An Unsupervised Machine Learning Workflow for Assigning and Predicting Generality in Asymmetric Catalysis


The development of chiral catalysts that can provide high enantioselectivities across a wide assortment of substrates or reaction range is a priority for many catalyst design efforts. While several approaches are available to aid in the identification of general catalyst systems there is currently no simple procedure for directly measuring how general a given catalyst could be. Herein, we present a catalyst-agnostic workflow centered on unsupervised machine learning that enables the rapid assessment and quantification of catalyst generality. The workflow uses curated literature data sets and reaction descriptors to visualize and cluster chemical space coverage. This reaction network can then be applied to derive a catalyst generality metric through designer equations and interfaced with other regression techniques for general catalyst prediction. As validating case studies, we have successfully applied this method to identi-fy-through-quantification the most general catalyst chemotype for an organocatalytic asymmetric Mannich reaction and predicted the most general chiral phosphoric acid catalyst for the addition of nucleophiles to imines.
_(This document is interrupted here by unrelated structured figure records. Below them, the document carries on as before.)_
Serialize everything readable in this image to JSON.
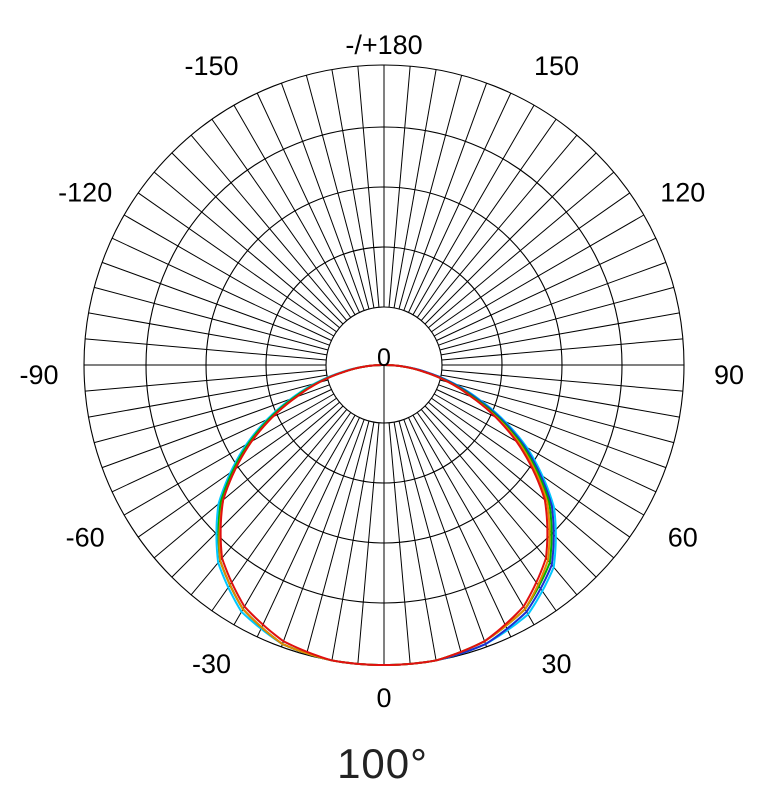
{
  "chart_data": {
    "type": "polar",
    "grid": true,
    "angle_labels": [
      {
        "angle": 180,
        "label": "-/+180"
      },
      {
        "angle": -150,
        "label": "-150"
      },
      {
        "angle": 150,
        "label": "150"
      },
      {
        "angle": -120,
        "label": "-120"
      },
      {
        "angle": 120,
        "label": "120"
      },
      {
        "angle": -90,
        "label": "-90"
      },
      {
        "angle": 90,
        "label": "90"
      },
      {
        "angle": -60,
        "label": "-60"
      },
      {
        "angle": 60,
        "label": "60"
      },
      {
        "angle": -30,
        "label": "-30"
      },
      {
        "angle": 30,
        "label": "30"
      },
      {
        "angle": 0,
        "label": "0"
      }
    ],
    "center_label": "0",
    "beam_angle_label": "100°",
    "radial_rings": 5,
    "angular_step_deg": 5,
    "series": [
      {
        "color": "#00c8ff",
        "angles": [
          -90,
          -80,
          -70,
          -60,
          -50,
          -40,
          -30,
          -20,
          -10,
          0,
          10,
          20,
          30,
          40,
          50,
          60,
          70,
          80,
          90
        ],
        "values": [
          0,
          0.15,
          0.33,
          0.53,
          0.72,
          0.86,
          0.95,
          0.99,
          1.0,
          1.0,
          1.0,
          0.99,
          0.96,
          0.88,
          0.74,
          0.55,
          0.34,
          0.15,
          0
        ]
      },
      {
        "color": "#1a2fd0",
        "angles": [
          -90,
          -80,
          -70,
          -60,
          -50,
          -40,
          -30,
          -20,
          -10,
          0,
          10,
          20,
          30,
          40,
          50,
          60,
          70,
          80,
          90
        ],
        "values": [
          0,
          0.14,
          0.32,
          0.52,
          0.71,
          0.85,
          0.94,
          0.99,
          1.0,
          1.0,
          1.0,
          0.99,
          0.95,
          0.87,
          0.73,
          0.54,
          0.33,
          0.15,
          0
        ]
      },
      {
        "color": "#00b000",
        "angles": [
          -90,
          -80,
          -70,
          -60,
          -50,
          -40,
          -30,
          -20,
          -10,
          0,
          10,
          20,
          30,
          40,
          50,
          60,
          70,
          80,
          90
        ],
        "values": [
          0,
          0.14,
          0.32,
          0.52,
          0.71,
          0.85,
          0.94,
          0.99,
          1.0,
          1.0,
          1.0,
          0.98,
          0.94,
          0.86,
          0.72,
          0.53,
          0.32,
          0.14,
          0
        ]
      },
      {
        "color": "#e08a00",
        "angles": [
          -90,
          -80,
          -70,
          -60,
          -50,
          -40,
          -30,
          -20,
          -10,
          0,
          10,
          20,
          30,
          40,
          50,
          60,
          70,
          80,
          90
        ],
        "values": [
          0,
          0.14,
          0.31,
          0.51,
          0.7,
          0.85,
          0.94,
          0.99,
          1.0,
          1.0,
          1.0,
          0.98,
          0.94,
          0.85,
          0.71,
          0.52,
          0.31,
          0.14,
          0
        ]
      },
      {
        "color": "#e01010",
        "angles": [
          -90,
          -80,
          -70,
          -60,
          -50,
          -40,
          -30,
          -20,
          -10,
          0,
          10,
          20,
          30,
          40,
          50,
          60,
          70,
          80,
          90
        ],
        "values": [
          0,
          0.14,
          0.31,
          0.51,
          0.7,
          0.84,
          0.93,
          0.98,
          1.0,
          1.0,
          1.0,
          0.98,
          0.93,
          0.84,
          0.7,
          0.51,
          0.31,
          0.14,
          0
        ]
      }
    ]
  }
}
The mechanistic basis for catalyst generality can then be gleaned from the calculated values by deconstructing the contributions of chemical space and enantiomeric excess to the overall result. We conclude that broadly applicable catalysts may be more adaptative to changes in reactant structure because enantioinduction does not rely on a single set of noncovalent interactions. In contrast, some systems work by engaging in robust noncovalent contacts that do not change significantly in nature when the structure of the reaction component is altered. Finally, our generality techniques permit-ted the development of mechanistically informative catalyst screening sets that allow experimentalists to rationally select catalysts that have the highest probability of achieving a good result in the first round of reaction development. Overall, our findings represent a framework for interrogating and predicting catalyst generality, and this strategy should be relevant to other catalytic systems widely applied in asymmetric synthesis.

Version notes

Added experimental evaluation of general catalyst rankings using literature data and new experimental results. Additional clarification of more complex points.